New Zealand international rugby league footballer

Iafeta Iakopo "Feka" Paleaaesina (born 10 February 1983) is a New Zealand former rugby league footballer. He played as a for the New Zealand Warriors in the NRL, and for the Wigan Warriors, Salford City Reds and Hull F.C. in the Super League.

==Background==
Paleaaesina was born in Auckland, New Zealand, and is of Samoan descent.

He was educated at Penrose High School (now One Tree Hill College) in Auckland.

==Career==
===New Zealand===
He started playing rugby league at the age of nine with New Zealand club Otahuhu Leopards.

He made his National Rugby League (NRL) début with the New Zealand Warriors against Northern Eagles in June 2001, and went on to become one of the club's most effective performers.
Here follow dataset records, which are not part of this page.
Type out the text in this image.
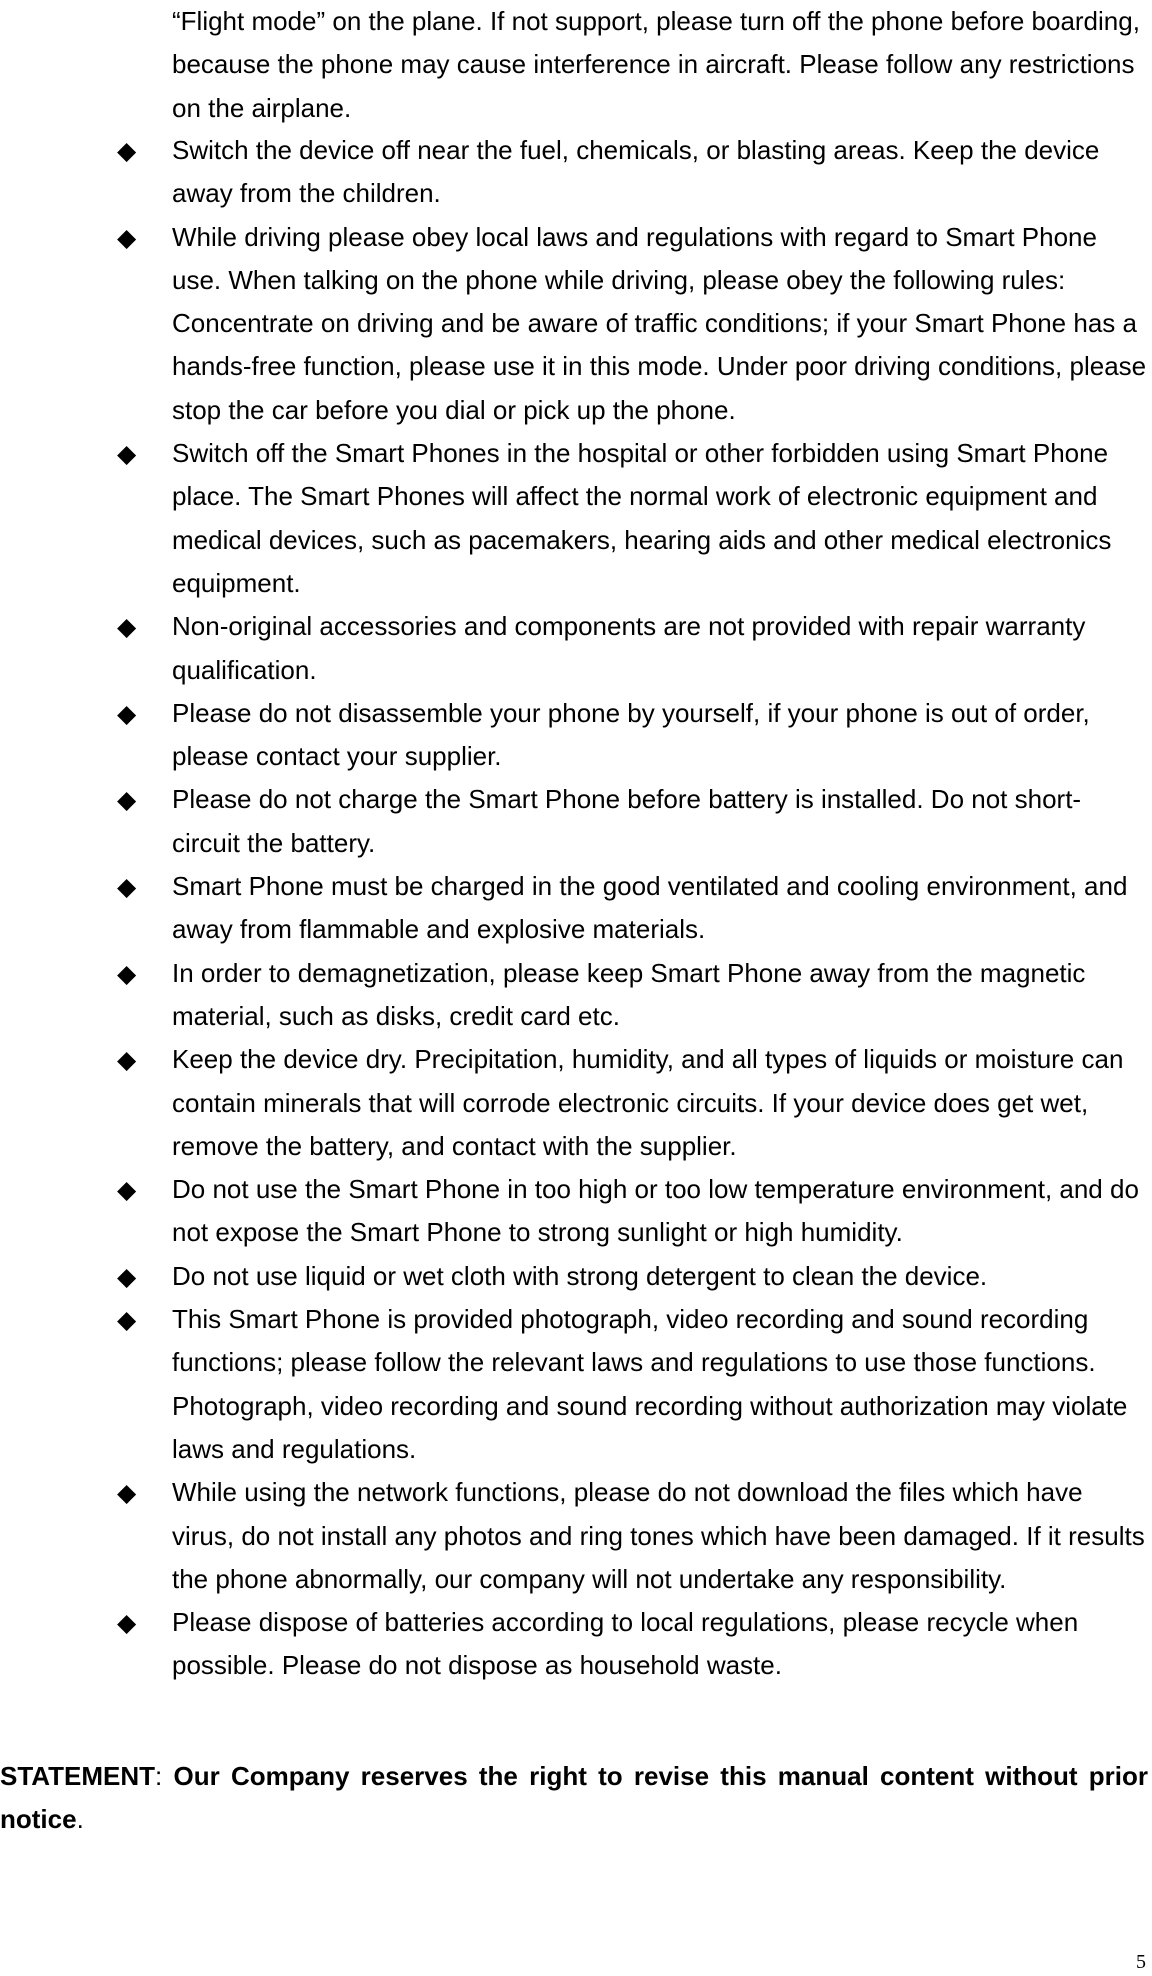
“Flight mode” on the plane. If not support, please turn off the phone before boarding, because the phone may cause interference in aircraft. Please follow any restrictions on the airplane.

◆ Switch the device off near the fuel, chemicals, or blasting areas. Keep the device away from the children.
◆ While driving please obey local laws and regulations with regard to Smart Phone use. When talking on the phone while driving, please obey the following rules: Concentrate on driving and be aware of traffic conditions; if your Smart Phone has a hands-free function, please use it in this mode. Under poor driving conditions, please stop the car before you dial or pick up the phone.
◆ Switch off the Smart Phones in the hospital or other forbidden using Smart Phone place. The Smart Phones will affect the normal work of electronic equipment and medical devices, such as pacemakers, hearing aids and other medical electronics equipment.
◆ Non-original accessories and components are not provided with repair warranty qualification.
◆ Please do not disassemble your phone by yourself, if your phone is out of order, please contact your supplier.
◆ Please do not charge the Smart Phone before battery is installed. Do not short-circuit the battery.
◆ Smart Phone must be charged in the good ventilated and cooling environment, and away from flammable and explosive materials.
◆ In order to demagnetization, please keep Smart Phone away from the magnetic material, such as disks, credit card etc.
◆ Keep the device dry. Precipitation, humidity, and all types of liquids or moisture can contain minerals that will corrode electronic circuits. If your device does get wet, remove the battery, and contact with the supplier.
◆ Do not use the Smart Phone in too high or too low temperature environment, and do not expose the Smart Phone to strong sunlight or high humidity.
◆ Do not use liquid or wet cloth with strong detergent to clean the device.
◆ This Smart Phone is provided photograph, video recording and sound recording functions; please follow the relevant laws and regulations to use those functions. Photograph, video recording and sound recording without authorization may violate laws and regulations.
◆ While using the network functions, please do not download the files which have virus, do not install any photos and ring tones which have been damaged. If it results the phone abnormally, our company will not undertake any responsibility.
◆ Please dispose of batteries according to local regulations, please recycle when possible. Please do not dispose as household waste.

STATEMENT: Our Company reserves the right to revise this manual content without prior notice.

5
Before his NRL debut, he had previously played for Papatoetoe in the Auckland competition, and Hibiscus Coast Raiders in the Bartercard Cup.
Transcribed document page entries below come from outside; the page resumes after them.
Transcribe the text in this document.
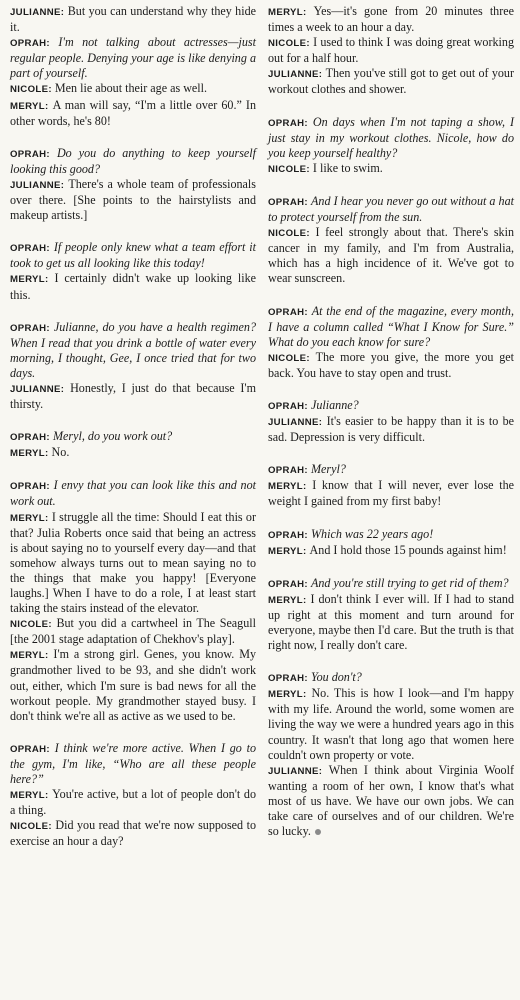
JULIANNE : But you can understand why they hide it.

OPRAH : I'm not talking about actresses—just regular people. Denying your age is like denying a part of yourself.

NICOLE : Men lie about their age as well.

MERYL : A man will say, “I'm a little over 60.” In other words, he's 80!

OPRAH : Do you do anything to keep yourself looking this good?

JULIANNE : There's a whole team of professionals over there. [She points to the hairstylists and makeup artists.]

OPRAH : If people only knew what a team effort it took to get us all looking like this today!

MERYL : I certainly didn't wake up looking like this.

OPRAH : Julianne, do you have a health regimen? When I read that you drink a bottle of water every morning, I thought, Gee, I once tried that for two days.

JULIANNE : Honestly, I just do that because I'm thirsty.

OPRAH : Meryl, do you work out?

MERYL : No.

OPRAH : I envy that you can look like this and not work out.

MERYL : I struggle all the time: Should I eat this or that? Julia Roberts once said that being an actress is about saying no to yourself every day—and that somehow always turns out to mean saying no to the things that make you happy! [Everyone laughs.] When I have to do a role, I at least start taking the stairs instead of the elevator.

NICOLE : But you did a cartwheel in The Seagull [the 2001 stage adaptation of Chekhov's play].

MERYL : I'm a strong girl. Genes, you know. My grandmother lived to be 93, and she didn't work out, either, which I'm sure is bad news for all the workout people. My grandmother stayed busy. I don't think we're all as active as we used to be.

OPRAH : I think we're more active. When I go to the gym, I'm like, “Who are all these people here?”

MERYL : You're active, but a lot of people don't do a thing.

NICOLE : Did you read that we're now supposed to exercise an hour a day?

MERYL : Yes—it's gone from 20 minutes three times a week to an hour a day.

NICOLE : I used to think I was doing great working out for a half hour.

JULIANNE : Then you've still got to get out of your workout clothes and shower.

OPRAH : On days when I'm not taping a show, I just stay in my workout clothes. Nicole, how do you keep yourself healthy?

NICOLE : I like to swim.

OPRAH : And I hear you never go out without a hat to protect yourself from the sun.

NICOLE : I feel strongly about that. There's skin cancer in my family, and I'm from Australia, which has a high incidence of it. We've got to wear sunscreen.

OPRAH : At the end of the magazine, every month, I have a column called “What I Know for Sure.” What do you each know for sure?

NICOLE : The more you give, the more you get back. You have to stay open and trust.

OPRAH : Julianne?

JULIANNE : It's easier to be happy than it is to be sad. Depression is very difficult.

OPRAH : Meryl?

MERYL : I know that I will never, ever lose the weight I gained from my first baby!

OPRAH : Which was 22 years ago!

MERYL : And I hold those 15 pounds against him!

OPRAH : And you're still trying to get rid of them?

MERYL : I don't think I ever will. If I had to stand up right at this moment and turn around for everyone, maybe then I'd care. But the truth is that right now, I really don't care.

OPRAH : You don't?

MERYL : No. This is how I look—and I'm happy with my life. Around the world, some women are living the way we were a hundred years ago in this country. It wasn't that long ago that women here couldn't own property or vote.

JULIANNE : When I think about Virginia Woolf wanting a room of her own, I know that's what most of us have. We have our own jobs. We can take care of ourselves and of our children. We're so lucky.
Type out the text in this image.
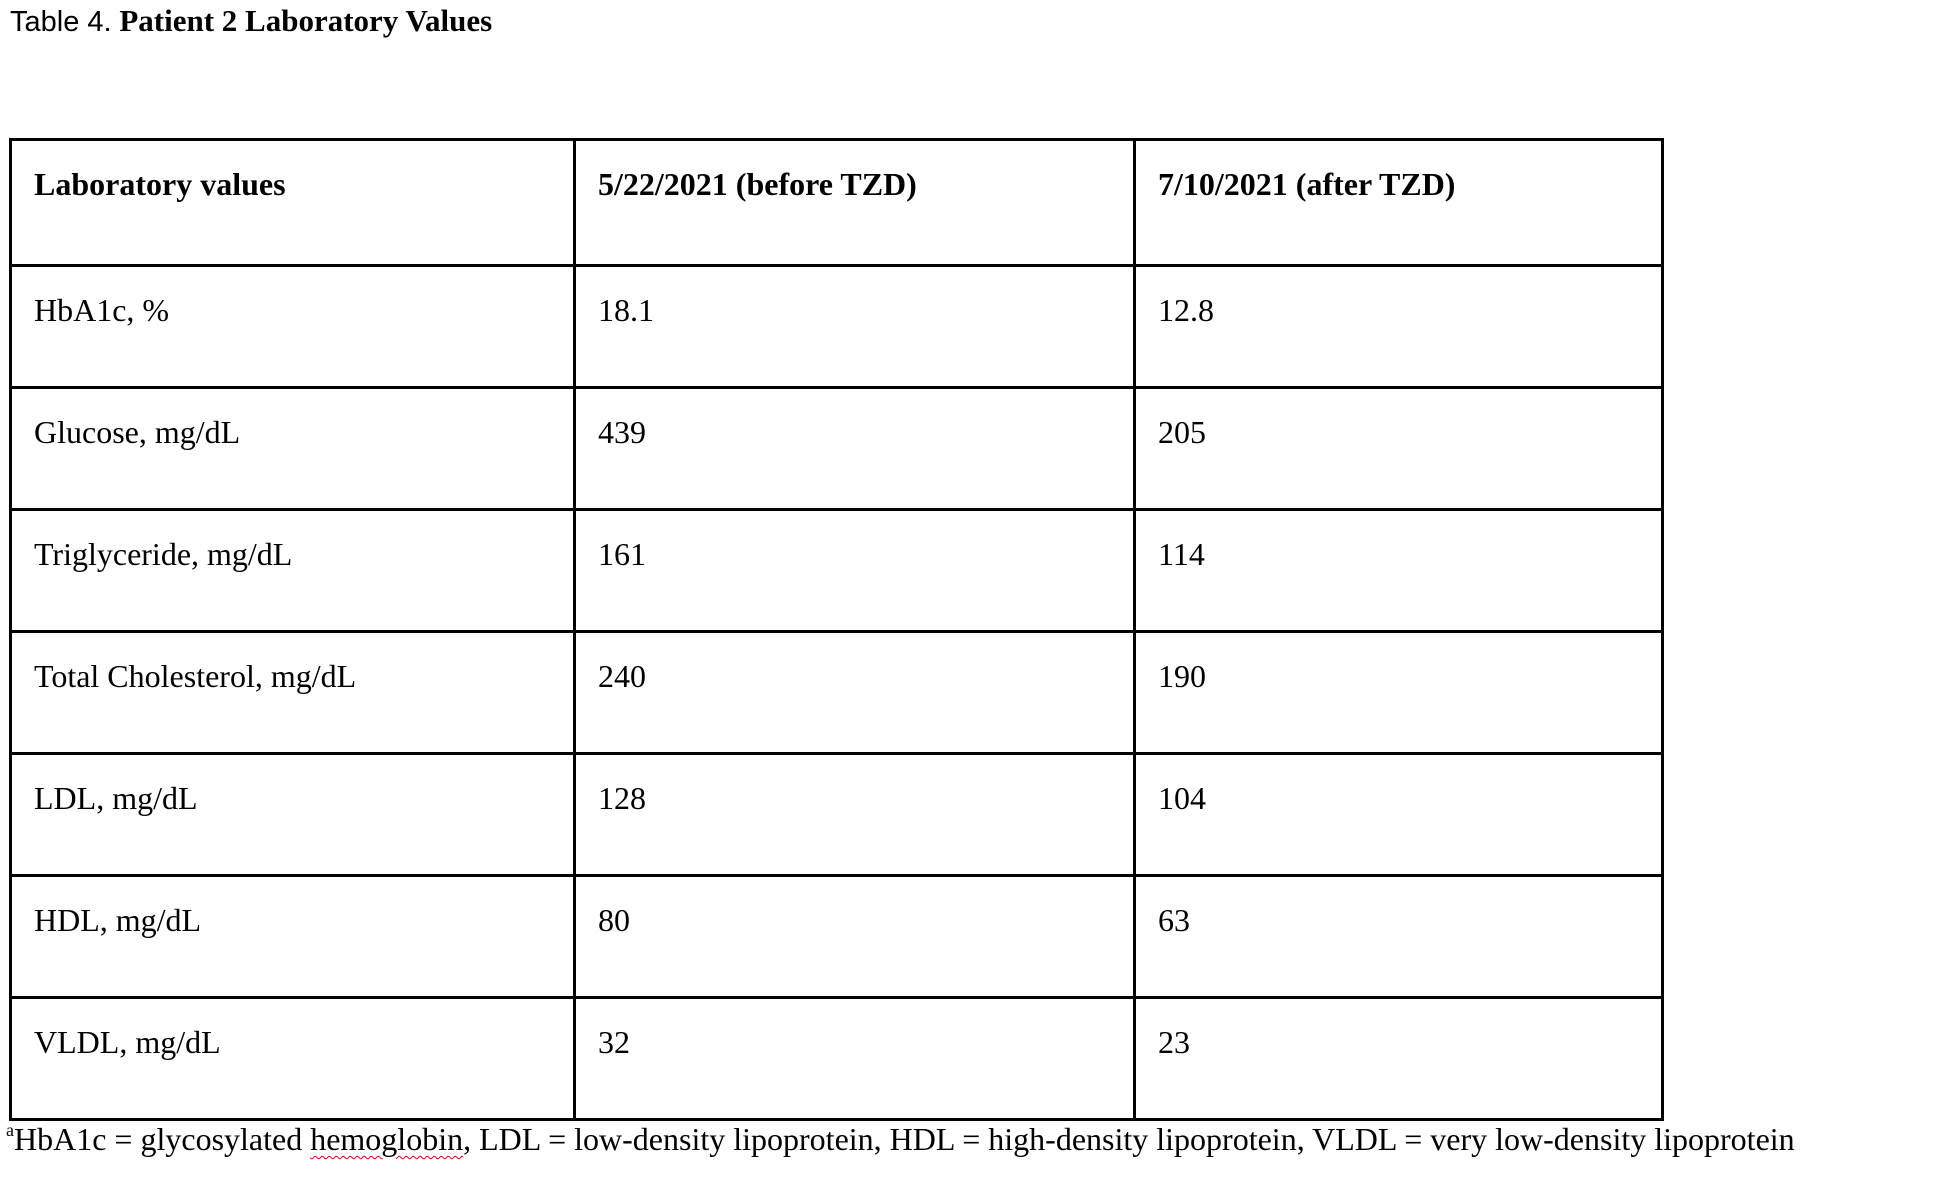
Table 4. Patient 2 Laboratory Values
Laboratory values	5/22/2021 (before TZD)	7/10/2021 (after TZD)
HbA1c, %	18.1	12.8
Glucose, mg/dL	439	205
Triglyceride, mg/dL	161	114
Total Cholesterol, mg/dL	240	190
LDL, mg/dL	128	104
HDL, mg/dL	80	63
VLDL, mg/dL	32	23
$^a$HbA1c = glycosylated hemoglobin, LDL = low-density lipoprotein, HDL = high-density lipoprotein, VLDL = very low-density lipoprotein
Paleaaesina played for the Junior Kiwis in 2001, and the Kiwis in 2005.

===Wigan Warriors===
In June 2005 he signed a three-year deal to play for Wigan Warriors, starting in 2006. Recently arrived Wigan Warriors coach Ian Millward commented: "This is a great signing for us. He will add size and pace to our pack for next year and he is only 22 years of age." Paleaaesina said: "It's a great thrill to be joining Wigan and my good friend Jerry Seu Seu. I had several offers but Wigan is still the biggest name down here and it will be a thrill to play for them."
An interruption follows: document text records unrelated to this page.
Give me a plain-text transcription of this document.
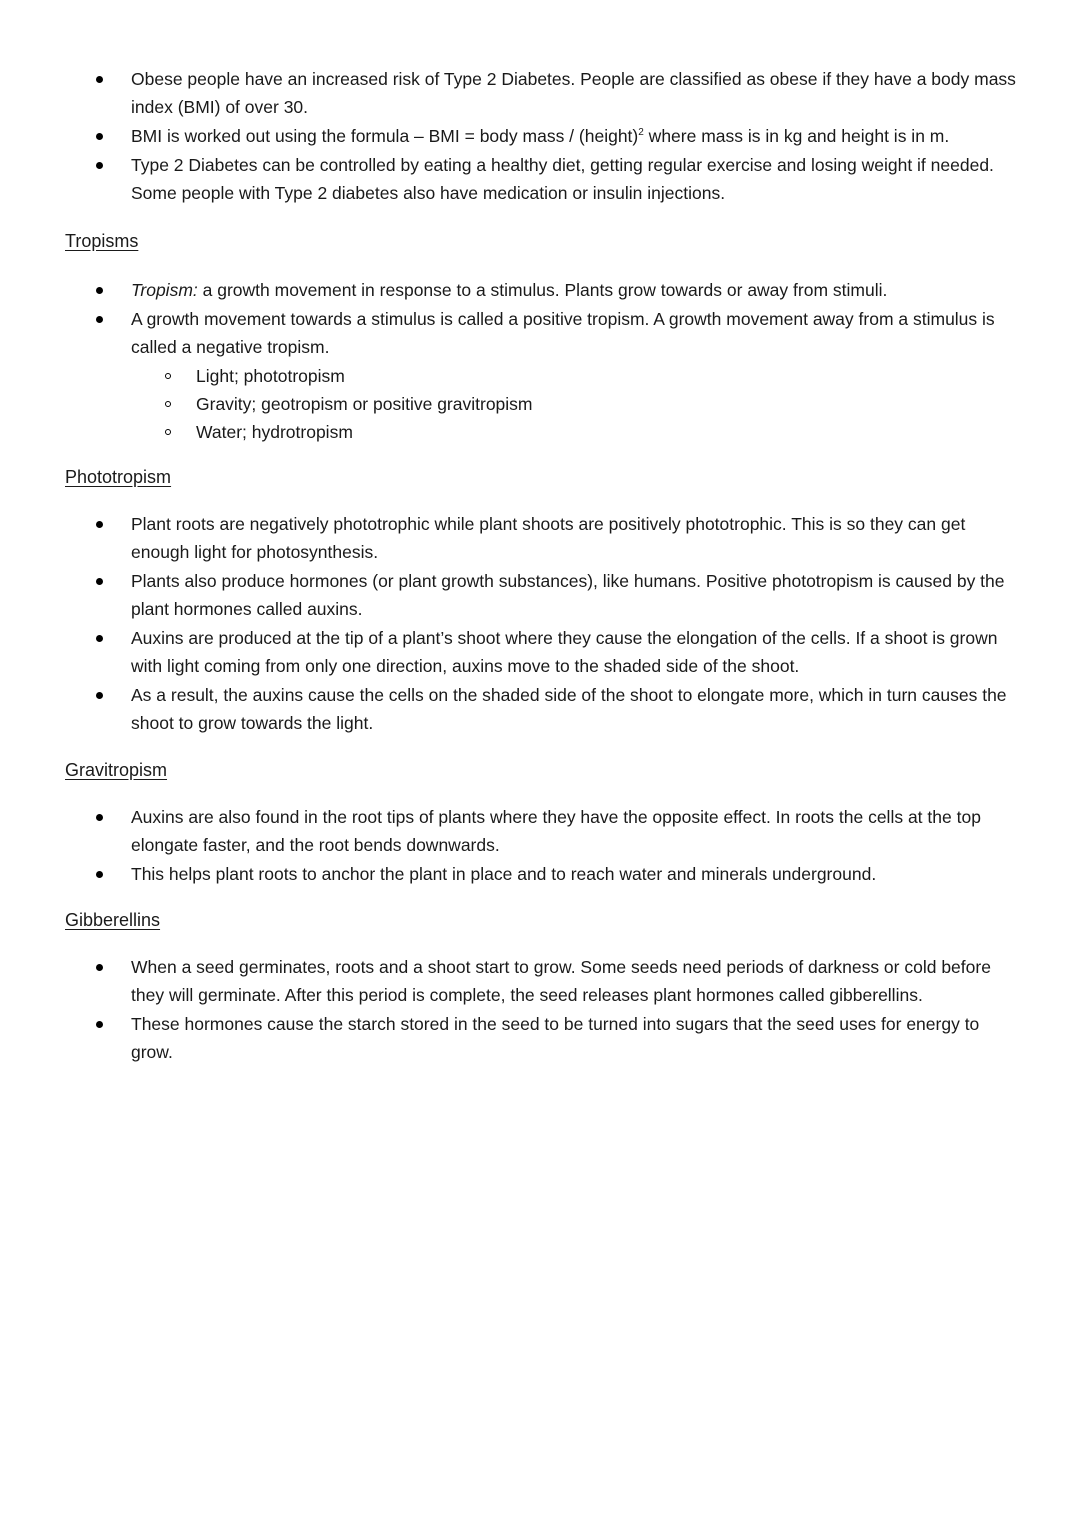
Obese people have an increased risk of Type 2 Diabetes. People are classified as obese if they have a body mass index (BMI) of over 30.
BMI is worked out using the formula – BMI = body mass / (height)$^2$ where mass is in kg and height is in m.
Type 2 Diabetes can be controlled by eating a healthy diet, getting regular exercise and losing weight if needed. Some people with Type 2 diabetes also have medication or insulin injections.
Tropisms
Tropism: a growth movement in response to a stimulus. Plants grow towards or away from stimuli.
A growth movement towards a stimulus is called a positive tropism. A growth movement away from a stimulus is called a negative tropism.
Light; phototropism
Gravity; geotropism or positive gravitropism
Water; hydrotropism
Phototropism
Plant roots are negatively phototrophic while plant shoots are positively phototrophic. This is so they can get enough light for photosynthesis.
Plants also produce hormones (or plant growth substances), like humans. Positive phototropism is caused by the plant hormones called auxins.
Auxins are produced at the tip of a plant’s shoot where they cause the elongation of the cells. If a shoot is grown with light coming from only one direction, auxins move to the shaded side of the shoot.
As a result, the auxins cause the cells on the shaded side of the shoot to elongate more, which in turn causes the shoot to grow towards the light.
Gravitropism
Auxins are also found in the root tips of plants where they have the opposite effect. In roots the cells at the top elongate faster, and the root bends downwards.
This helps plant roots to anchor the plant in place and to reach water and minerals underground.
Gibberellins
When a seed germinates, roots and a shoot start to grow. Some seeds need periods of darkness or cold before they will germinate. After this period is complete, the seed releases plant hormones called gibberellins.
These hormones cause the starch stored in the seed to be turned into sugars that the seed uses for energy to grow.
Iafeta Paleaaesina impressed on his league début for the Wigan Warriors scoring a try in the opening 2006 Super League XI match against the Catalans Dragons. Paleaaesina also scored again in Wigan Warriors' 36–20 victory over the Huddersfield Giants on 24 February 2006.

He was one of the best players for Wigan Warriors in the 2006 Super League season despite damaging his calf muscle in a game against the Warrington Wolves. His return from injury was against the Huddersfield Giants on 22 April 2006 which Wigan Warriors won 46–14. Iafeta Paleaaesina played a key role in Wigan Warriors: 2007 squad making a noticeable impact to their performances.

Although his surname is often written with an apostrophe in the middle (between the 2 letter "a"s), this is incorrect. When the player first arrived at Wigan Warriors, he was handed his playing shirt with his name on it, and he returned it, stating that the spelling was incorrect. A new one was produced, minus the apostrophe, which he was happy with.

On 4 October 2007 the RLIF gave permission for Paleaaesina to represent Samoa at the 2008 Rugby League World Cup rather than New Zealand who he had previously represented in international matches. He qualified to play for Samoa due to his Samoan heritage.

He played in the 2010 Super League Grand Final victory over St. Helens at Old Trafford.

===Later career===
In 2014, Paleaaesina signed to play for Hull F.C. in the Super League.

In 2016, Paleaaesina played for Doncaster as a dual registration player before joining the club on a permanent basis at the end of the season.

In September 2017, Paleaaesina announced he would be retiring at the end of the season.